VB: But your fans want something every year right?

JR: Of course. I wish we had the manpower for that. But I think in other sense I think you end up getting intellectual property fatigue. You can get burned out on it, if you don’t have time to innovate on it and make it different each time in some way. People can burn out on the franchise a lot faster.

VB: I never quite remember how long it takes to play these games?

JR: I think the average player takes 10 to 12 hours. But that is comparable for Uncharted 2.

VB: I was partly delirious, since I was playing while sick.

JR: That’s a rough deal.

VB: As far as other kinds of tips go, have you been telling people about any particular ways to play the game?

JR: One thing that we encourage people to do is that there is a huge amount of content — if you don’t want to play competitive multiplayer — we also have this cooperative content which is basically five or six short stories in sort of alternate reality version of Uncharted which people can play. We try to encourage people to go and play that stuff in the club section. It is really fun and it has all the favorite characters in there. It has these stories and little moments and sort of the extracts from the single-player campaign, in a light narrative version of that. We are encouraging people to go and play that co-op version because it is fun and we don’t want people to miss out on that just because it is online. It shouldn’t scare people off.

I think you can even actually want to play it on offline mode where you can sit down on the couch and play it split-screen play with a friend sitting right there without him having to log in. But as far as the single-player campaign, I think ideally people find their own way. We try not to be very heavy-handed with tips and so we don’t want to give them up. We want them to experience the play.

VB: How is multiplayer turning out from your perspective?

JR: I think we have got better numbers as last time. I think we got a huge amount of content there. I think it is a lot of fun to play and we offer some things that’s really different from the Battlefield or the Call of Duty games out there. It is a very dynamic battlefield that has a ton of verticality. It has tons of different types of roles you can do. There is a lot of customizability for the look of your character and the types of weapons and game play style that you can use. We had a lot of fun in the office playing.  The fans are having fun. From our view, it has gone well.

VB: How do you guys do the rendering of the sand? Did that take some really special expertise to have a firefight in the sand storm?

JR: Actually we sent a bunch of our particle and background artists out to the desert and had them roll around in the sand for a couple of days. We did that because we wanted that to be so realistic. We spent a lot of time making that it felt real and looks real. We wanted you to feel like you are actually inside of that sand cloud and that it is not just something painted on the horizon. It actually affected the game play.
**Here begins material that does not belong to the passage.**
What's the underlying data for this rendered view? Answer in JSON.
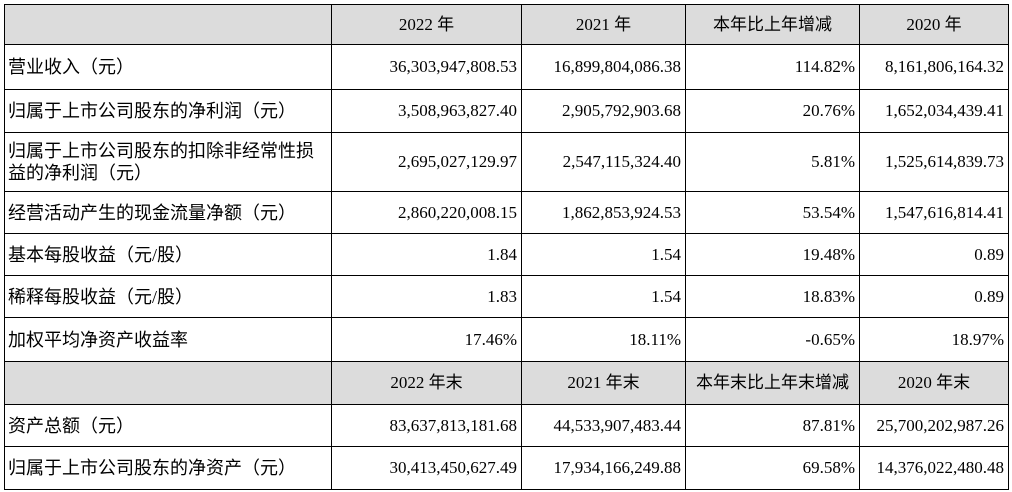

VB: And how did you guys think about adding the new characters and designing for Charlie Cutter and Katherine Marlowe?

JR: Basically, we knew we wanted to have this anti-group character, the guy on the inside of the organization. When we got Graham McTavish on the set — he actually played Zoran Lazarevic in Uncharted 2 — and we saw him work with the other characters, we decided we had to blow him out even more and make him an even bigger character. So we did and we ended up actually expanding his part because of the way they interacted with each other on stage. It is always interesting to see. Amy will write something and then do a table read and sit down and we see how the actors play with it. Then we take it from there and sometimes we will get results that we didn’t expect. It’s sort of like seeing the filming of a TV show with the actors performing week after week. It is not like they are recorded and then they leave. They are really living with the project. The actors bring something to it, like Graham did with Charlie and Rosalind Ayres did with Katherine Marlowe.

VB: It’s interesting that the actors have a role in defining these characters that you create for the game.

JR: Yeah. I don’t know how the serials work but I think it is different. We have somebody come in and read for a part. We often have no one there for them to interact with. We think about how this person with interact with Drake’s character. We take it very seriously and often times the actors have great ideas and we listen to them. And often the best comes from the actors just reacting in the moment. That is how collaborative the environment is.